Sunday, March 30, 2014

Toes Out of Shoes in Ramat Beit Shemesh

The culprit.

We haven't spent many Shabbatot outside of Neve Daniel since Ash was born, which means my consideration for the diversity of communities and their expectations is a "head in the clouds" kind of situation. When friends invited us to Ramat Beit Shemesh for Shabbat, I'd forgotten that there's just a certain way things are done in those parts. 

Yes, Mr. T packed his suit because colorful shirts and Chuck Taylors just don't fly, but I didn't think twice about packing my open-toed shoes because the weather was toasty and warm and my feet are my traveling air conditioning units. 

So after the gents went to synagogue, Ash and I went for a little walk up and down the road in an (futile) attempt to get him to rest after a few days off schedule thanks to movers coming and packing up our apartment (it takes 6-8 weeks for stuff to transit to the U.S.). 

As we walked near the park, I noticed little girls staring at me funny. Yes, I was wearing a tichel (head scarf) in a very wig and snood heavy area, but it wasn't completely abnormal for Ramat Beit Shemesh. I considered my outfit as we did another round, and despite my long black skirt and simple blue top with a black cardigan over it, one girl made it painfully obvious what was resulting in the funny looks. 

Open-toed shoes. 

Yes, I was exposing my toes. What's more, I was exposing toes without any kind of pantyhose or tights (which, let's be honest, would have masked my naked toes anyway). 

Naked toes! May HaShem strike me down. 

Truth be told, they don't know any better. They're told not to wear open-toed shoes, so seeing someone with them must be like someone walking down the street in a burqa, I guess. They can't help but stare. 

I'd forgotten that there are places like this. They didn't throw rocks at me or say anything rude to me (that I heard anyway). They didn't go to my  hosts and demand they never invite me again. But when we're back over Passover, I'll remember to pack the black shoes and maybe, just maybe, some stockings. 

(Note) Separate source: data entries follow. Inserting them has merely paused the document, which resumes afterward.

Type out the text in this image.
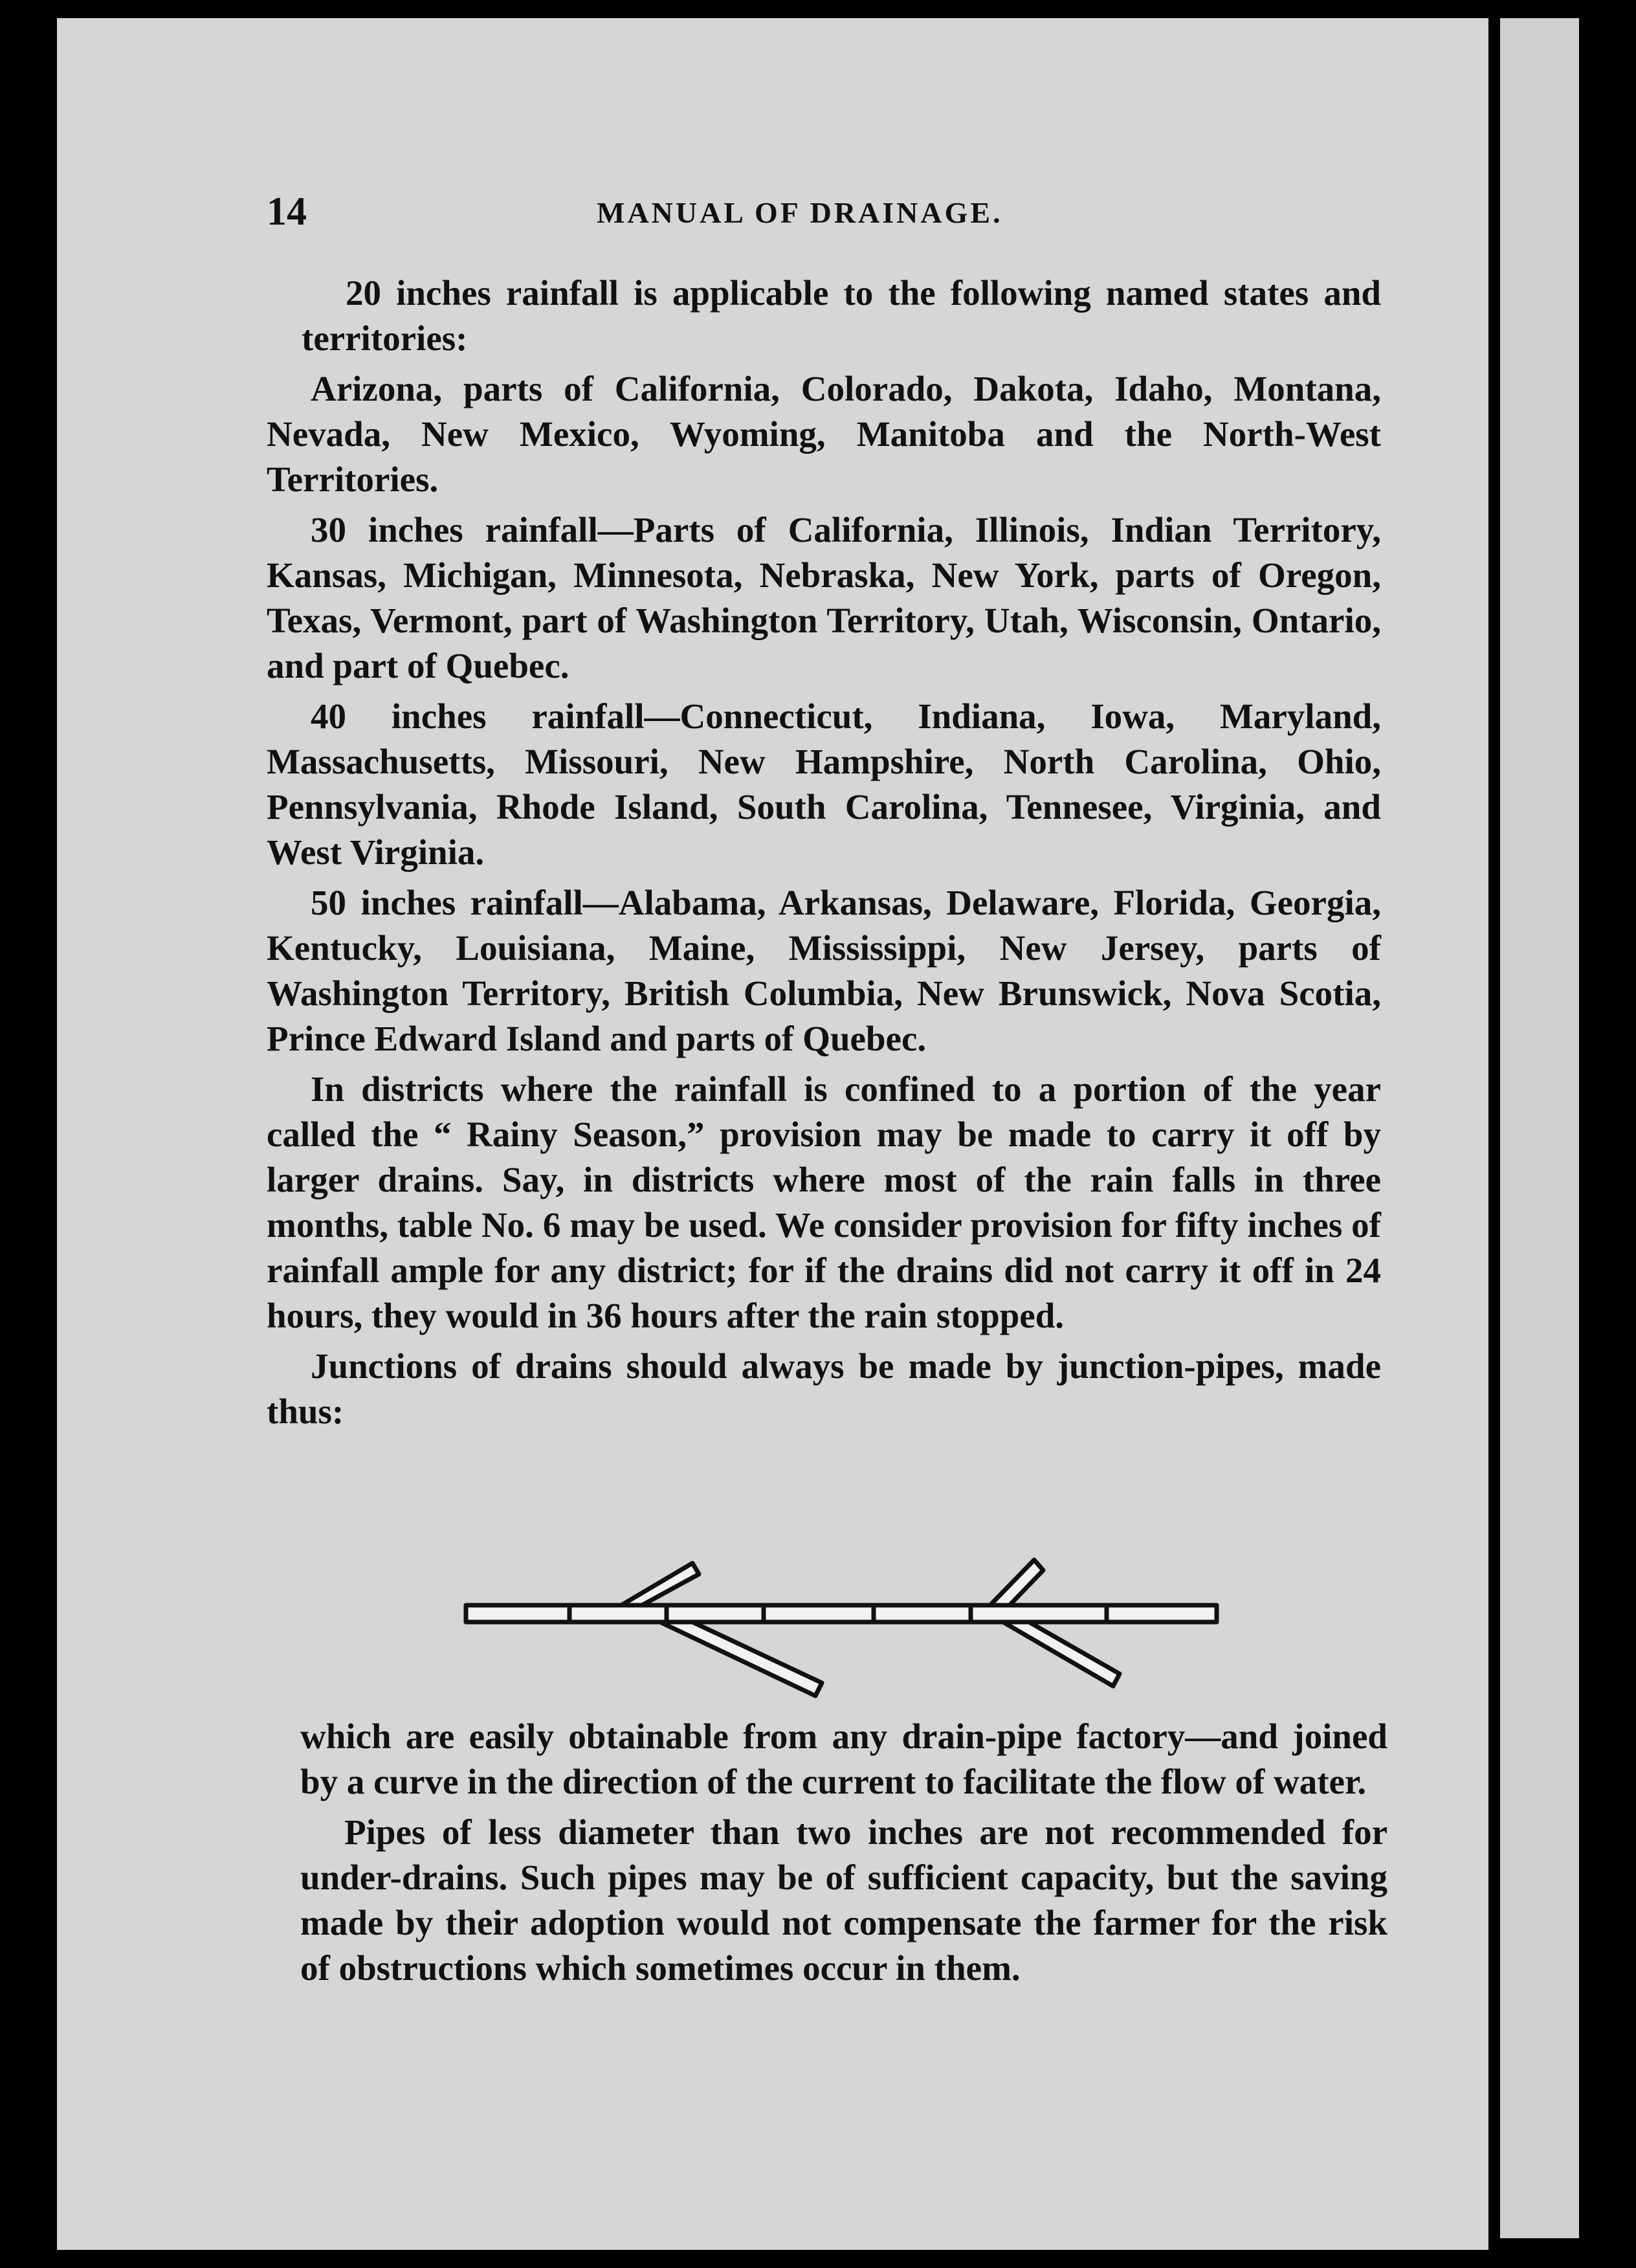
14	MANUAL OF DRAINAGE.

20 inches rainfall is applicable to the following named states and territories:

Arizona, parts of California, Colorado, Dakota, Idaho, Montana, Nevada, New Mexico, Wyoming, Manitoba and the North-West Territories.

30 inches rainfall—Parts of California, Illinois, Indian Territory, Kansas, Michigan, Minnesota, Nebraska, New York, parts of Oregon, Texas, Vermont, part of Washington Territory, Utah, Wisconsin, Ontario, and part of Quebec.

40 inches rainfall—Connecticut, Indiana, Iowa, Maryland, Massachusetts, Missouri, New Hampshire, North Carolina, Ohio, Pennsylvania, Rhode Island, South Carolina, Tennesee, Virginia, and West Virginia.

50 inches rainfall—Alabama, Arkansas, Delaware, Florida, Georgia, Kentucky, Louisiana, Maine, Mississippi, New Jersey, parts of Washington Territory, British Columbia, New Brunswick, Nova Scotia, Prince Edward Island and parts of Quebec.

In districts where the rainfall is confined to a portion of the year called the “ Rainy Season,” provision may be made to carry it off by larger drains. Say, in districts where most of the rain falls in three months, table No. 6 may be used. We consider provision for fifty inches of rainfall ample for any district; for if the drains did not carry it off in 24 hours, they would in 36 hours after the rain stopped.

Junctions of drains should always be made by junction-pipes, made thus:

which are easily obtainable from any drain-pipe factory—and joined by a curve in the direction of the current to facilitate the flow of water.

Pipes of less diameter than two inches are not recommended for under-drains. Such pipes may be of sufficient capacity, but the saving made by their adoption would not compensate the farmer for the risk of obstructions which sometimes occur in them.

Note: The most beautiful thing about RBS is the sound of singing, children running around through the streets without a care in the world, families gathering and moving about at a slow and comfortable pace. Sometimes I'd like to take the people from my community and embed them there, mix it up, and see what kind of community I get. I think it might be the perfect community -- for me anyway.